Mumbai: Indian equity indices on Thursday (February 27) witnessed a negative start with the BSE Sensex down 134.41 points or 0.34% at 39754.55, while the broader Nifty down 39.50 points or 0.34% at 11,639. Major gainers on the Indices included SBI, Dr Reddy's Lab, HUL, Nestle, Hero MotoCorp, Eicher Motors, and Titan, while the top losers were Cipla, HCL Technologies, Infosys and TCS.

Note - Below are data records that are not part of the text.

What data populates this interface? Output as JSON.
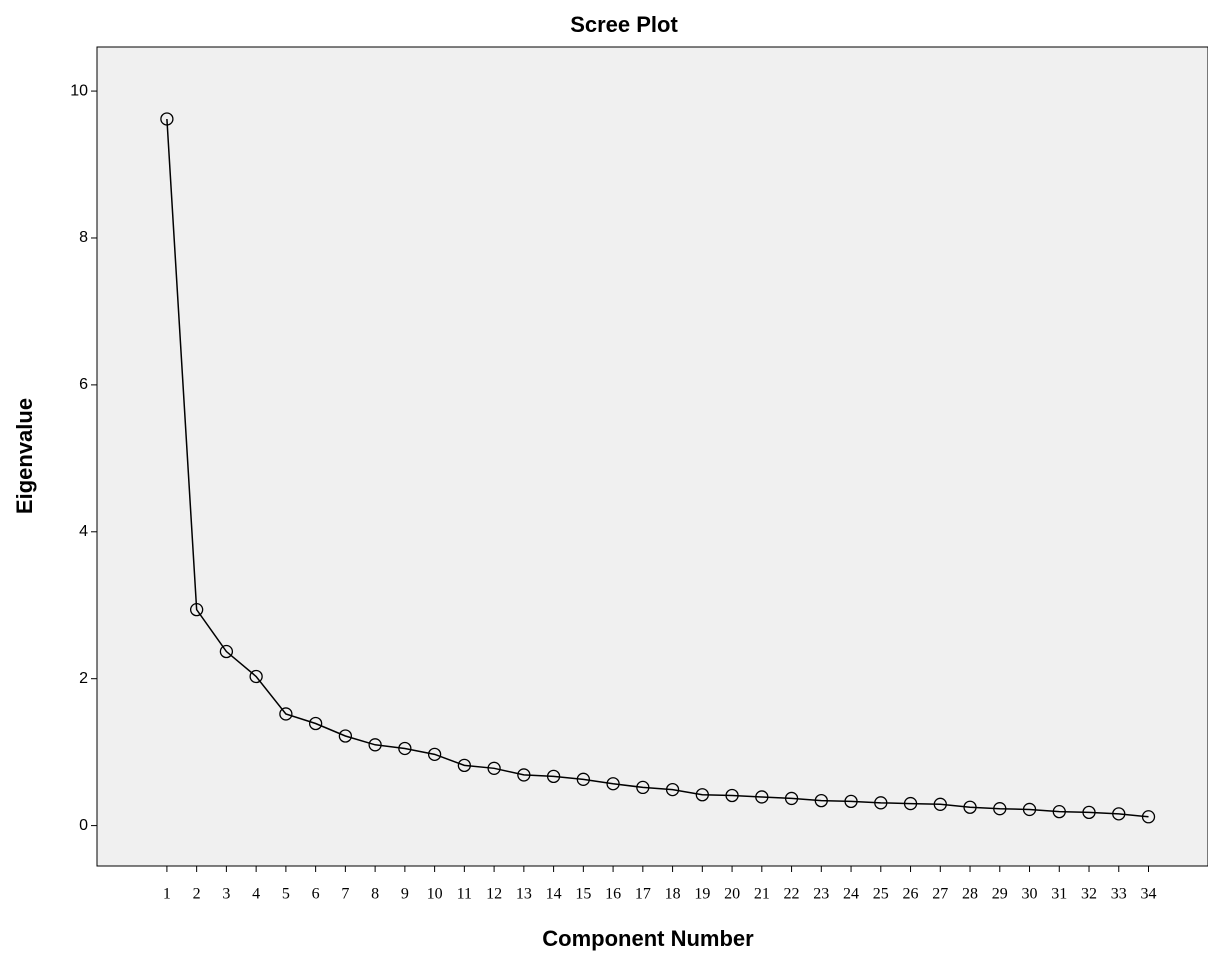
{
  "chart_data": {
    "type": "line",
    "title": "Scree Plot",
    "x_label": "Component Number",
    "y_label": "Eigenvalue",
    "x": [
      1,
      2,
      3,
      4,
      5,
      6,
      7,
      8,
      9,
      10,
      11,
      12,
      13,
      14,
      15,
      16,
      17,
      18,
      19,
      20,
      21,
      22,
      23,
      24,
      25,
      26,
      27,
      28,
      29,
      30,
      31,
      32,
      33,
      34
    ],
    "series": [
      {
        "name": "Eigenvalue",
        "color": "#000000",
        "values": [
          9.62,
          2.94,
          2.37,
          2.03,
          1.52,
          1.39,
          1.22,
          1.1,
          1.05,
          0.97,
          0.82,
          0.78,
          0.69,
          0.67,
          0.63,
          0.57,
          0.52,
          0.49,
          0.42,
          0.41,
          0.39,
          0.37,
          0.34,
          0.33,
          0.31,
          0.3,
          0.29,
          0.25,
          0.23,
          0.22,
          0.19,
          0.18,
          0.16,
          0.12
        ]
      }
    ],
    "xlim": [
      -1.35,
      36
    ],
    "ylim": [
      -0.55,
      10.6
    ],
    "xticks": [
      1,
      2,
      3,
      4,
      5,
      6,
      7,
      8,
      9,
      10,
      11,
      12,
      13,
      14,
      15,
      16,
      17,
      18,
      19,
      20,
      21,
      22,
      23,
      24,
      25,
      26,
      27,
      28,
      29,
      30,
      31,
      32,
      33,
      34
    ],
    "yticks": [
      0,
      2,
      4,
      6,
      8,
      10
    ],
    "grid": false
  }
}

On Wednesday, equity indices closed deep into the red as the effects of coronavirus outbreak reverberated beyond China. The BSE S&P Sensex closed 392 points or 0.97 per cent lower at 39,889 while the Nifty 50 was down by 119 points to 11,679. All sectoral indices at the National Stock Exchange were in the negative zone with Nifty auto skidding by 2.15 per cent, realty by 1.67 per cent, metal by 1.63 per cent, pharma by 1.25 per cent.
Meanwhile, oil and Asian share markets extended losses today as the rapid global spread of the coronavirus kept investors on edge and seeking safety in gold and bonds. Rising fears of a pandemic, which US health authorities have warned is likely, had already wiped more than $3.6 trillion from global stock markets by Wednesday`s close.
China accounts for about 96% of cases and has instituted dire containment methods that have paralysed global supply chains. But most new infections are now being reported elsewhere, with news on Thursday of a jump in cases in South Korea accompanied by a warning that the virus may be spreading in California.
MSCI`s broadest index of Asia-Pacific shares outside Japan fell 0.5% and is down more than 4% for the week. Australia`s S&P/ASX 200 dropped 1% by lunchtime and has lost 7% this week. Japan`s Nikkei fell 1.7% to its lowest since October. The Hang Seng fell 1%. Gold climbed 0.7%.
US stock futures fell as far as 1% as he spoke, while European stock futures fell 2% in Asian trade, suggesting a possible catch-up drop in stocks there.
Fresh record-low yields on benchmark 10-year US Treasuries overnight, and the morning`s firm demand for dollars, yen and Swiss francs underscored the worried mood. The only bright spot, ironically, was China`s stock market, which steadied in relief that domestically, at least, the outbreak appears to be under control.
Notably, the latest wave of selling has already driven the China-sensitive Australian dollar to a new 11-year low and pushed US oil to a one-year trough, where they mostly sat on Thursday.
Last at 1.3088%, the yield on benchmark US 10-year Treasuries is less than one basis point firmer than an all-time low hit overnight. US crude made a fresh one-year low of $47.84 per barrel in Asian trade, while gold rose to $1,649.78 per ounce.